The Agapemonites were one of a number of sects active in Victorian society. The repeal of the Test and Corporation Acts in 1828 had removed a legal barrier to non-conformist Christian worship and a plurality of beliefs emerged. The Anglican orthodoxy was shattered both from within, where Tracterians pitted themselves against the Evangelicals, and without. Some movements - the Methodists, Unitarians and Baptists, for example - traced their beliefs back to the dissenters of the mid-C17; others at the bizarre end of the spectrum - Spiritualists, Comteian positivists, Occultists to name a few - emerged from the philosophical theories of the day and were only popular for a few decades. Very few of the latter movements formed structured organisations and the Agapemonites are unusual in this regard, although they are representative of many religious movements of the late C19 in concocting a hybrid of beliefs from conventional Christian doctrine and other schools of thought.
The Builder (31 October 1896), pp354-5
Kate Barlow, The Abode of Love: a memoir (2006)

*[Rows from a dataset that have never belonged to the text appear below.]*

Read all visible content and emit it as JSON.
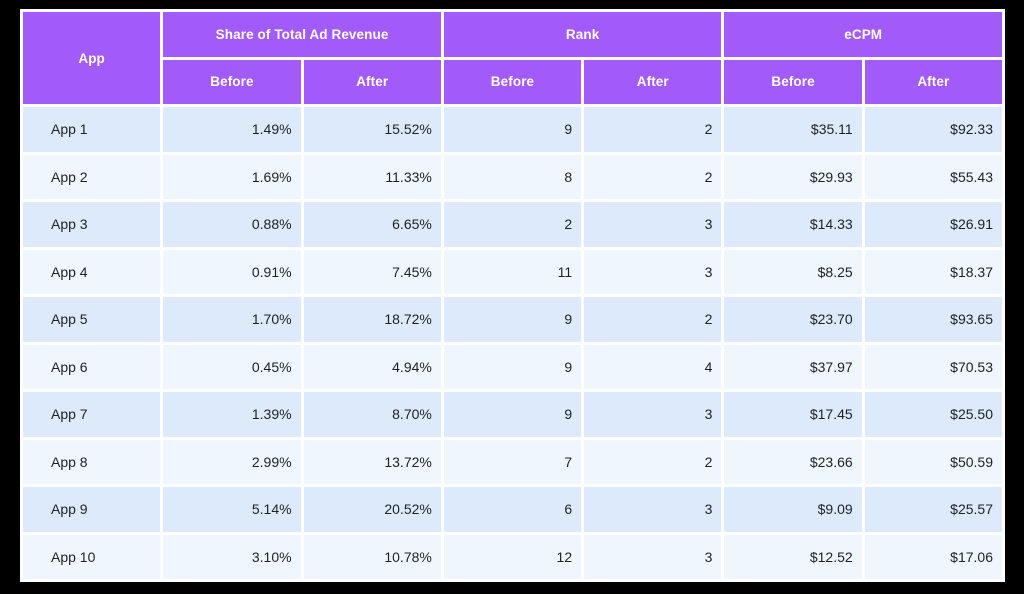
{
  "colors": {
    "header_bg": "#A25AF8",
    "header_text": "#FFFFFF",
    "row_odd_bg": "#DCEAFB",
    "row_even_bg": "#EFF6FE",
    "cell_gap": "#FFFFFF",
    "page_bg": "#000000",
    "body_text": "#1F2024"
  },
  "table": {
    "app_header": "App",
    "groups": [
      {
        "label": "Share of Total Ad Revenue",
        "sub": [
          "Before",
          "After"
        ]
      },
      {
        "label": "Rank",
        "sub": [
          "Before",
          "After"
        ]
      },
      {
        "label": "eCPM",
        "sub": [
          "Before",
          "After"
        ]
      }
    ],
    "rows": [
      {
        "app": "App 1",
        "share_before": "1.49%",
        "share_after": "15.52%",
        "rank_before": "9",
        "rank_after": "2",
        "ecpm_before": "$35.11",
        "ecpm_after": "$92.33"
      },
      {
        "app": "App 2",
        "share_before": "1.69%",
        "share_after": "11.33%",
        "rank_before": "8",
        "rank_after": "2",
        "ecpm_before": "$29.93",
        "ecpm_after": "$55.43"
      },
      {
        "app": "App 3",
        "share_before": "0.88%",
        "share_after": "6.65%",
        "rank_before": "2",
        "rank_after": "3",
        "ecpm_before": "$14.33",
        "ecpm_after": "$26.91"
      },
      {
        "app": "App 4",
        "share_before": "0.91%",
        "share_after": "7.45%",
        "rank_before": "11",
        "rank_after": "3",
        "ecpm_before": "$8.25",
        "ecpm_after": "$18.37"
      },
      {
        "app": "App 5",
        "share_before": "1.70%",
        "share_after": "18.72%",
        "rank_before": "9",
        "rank_after": "2",
        "ecpm_before": "$23.70",
        "ecpm_after": "$93.65"
      },
      {
        "app": "App 6",
        "share_before": "0.45%",
        "share_after": "4.94%",
        "rank_before": "9",
        "rank_after": "4",
        "ecpm_before": "$37.97",
        "ecpm_after": "$70.53"
      },
      {
        "app": "App 7",
        "share_before": "1.39%",
        "share_after": "8.70%",
        "rank_before": "9",
        "rank_after": "3",
        "ecpm_before": "$17.45",
        "ecpm_after": "$25.50"
      },
      {
        "app": "App 8",
        "share_before": "2.99%",
        "share_after": "13.72%",
        "rank_before": "7",
        "rank_after": "2",
        "ecpm_before": "$23.66",
        "ecpm_after": "$50.59"
      },
      {
        "app": "App 9",
        "share_before": "5.14%",
        "share_after": "20.52%",
        "rank_before": "6",
        "rank_after": "3",
        "ecpm_before": "$9.09",
        "ecpm_after": "$25.57"
      },
      {
        "app": "App 10",
        "share_before": "3.10%",
        "share_after": "10.78%",
        "rank_before": "12",
        "rank_after": "3",
        "ecpm_before": "$12.52",
        "ecpm_after": "$17.06"
      }
    ]
  },
  "chart_data": {
    "type": "table",
    "title": "",
    "column_groups": [
      {
        "label": "App",
        "columns": [
          "App"
        ]
      },
      {
        "label": "Share of Total Ad Revenue",
        "columns": [
          "Before",
          "After"
        ]
      },
      {
        "label": "Rank",
        "columns": [
          "Before",
          "After"
        ]
      },
      {
        "label": "eCPM",
        "columns": [
          "Before",
          "After"
        ]
      }
    ],
    "rows": [
      {
        "app": "App 1",
        "share_before_pct": 1.49,
        "share_after_pct": 15.52,
        "rank_before": 9,
        "rank_after": 2,
        "ecpm_before_usd": 35.11,
        "ecpm_after_usd": 92.33
      },
      {
        "app": "App 2",
        "share_before_pct": 1.69,
        "share_after_pct": 11.33,
        "rank_before": 8,
        "rank_after": 2,
        "ecpm_before_usd": 29.93,
        "ecpm_after_usd": 55.43
      },
      {
        "app": "App 3",
        "share_before_pct": 0.88,
        "share_after_pct": 6.65,
        "rank_before": 2,
        "rank_after": 3,
        "ecpm_before_usd": 14.33,
        "ecpm_after_usd": 26.91
      },
      {
        "app": "App 4",
        "share_before_pct": 0.91,
        "share_after_pct": 7.45,
        "rank_before": 11,
        "rank_after": 3,
        "ecpm_before_usd": 8.25,
        "ecpm_after_usd": 18.37
      },
      {
        "app": "App 5",
        "share_before_pct": 1.7,
        "share_after_pct": 18.72,
        "rank_before": 9,
        "rank_after": 2,
        "ecpm_before_usd": 23.7,
        "ecpm_after_usd": 93.65
      },
      {
        "app": "App 6",
        "share_before_pct": 0.45,
        "share_after_pct": 4.94,
        "rank_before": 9,
        "rank_after": 4,
        "ecpm_before_usd": 37.97,
        "ecpm_after_usd": 70.53
      },
      {
        "app": "App 7",
        "share_before_pct": 1.39,
        "share_after_pct": 8.7,
        "rank_before": 9,
        "rank_after": 3,
        "ecpm_before_usd": 17.45,
        "ecpm_after_usd": 25.5
      },
      {
        "app": "App 8",
        "share_before_pct": 2.99,
        "share_after_pct": 13.72,
        "rank_before": 7,
        "rank_after": 2,
        "ecpm_before_usd": 23.66,
        "ecpm_after_usd": 50.59
      },
      {
        "app": "App 9",
        "share_before_pct": 5.14,
        "share_after_pct": 20.52,
        "rank_before": 6,
        "rank_after": 3,
        "ecpm_before_usd": 9.09,
        "ecpm_after_usd": 25.57
      },
      {
        "app": "App 10",
        "share_before_pct": 3.1,
        "share_after_pct": 10.78,
        "rank_before": 12,
        "rank_after": 3,
        "ecpm_before_usd": 12.52,
        "ecpm_after_usd": 17.06
      }
    ]
  }
}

Entries on Joseph Morris, and his sons Francis Edward and Henry Silver in Directory of British Architects 1834-1914
Greg Smith and Sarah Hyde, Walter Crane, 1845-1915: Artist, Designer, and Socialist (1989) 147-8
B Cherry and N Pevsner, Buildings of England: London 4 (1998), p485
REASONS FOR DESIGNATION: The former Ark of the Covenant church is listed at Grade II* for the following principal reasons:
* an imposing, and very complete, late-Victorian church with a tall landmark spire, a splendid hammerbeam roof and a largely intact scheme of original fittings;
* accomplished tower sculptures by a notable sculptor, AG Walker;
* the stained glass is extraordinary and has more than special interest in the context of Arts and Crafts stained glass;
* special historic interest as a built manifestation of the plurality of religious ideas that emerged in the C19, evidencing the more bizarre end of the belief spectrum. The theology of the Agapemonites is manifest in the church's architecture and art to a high degree and the most significant events in the history of the sect occurred here.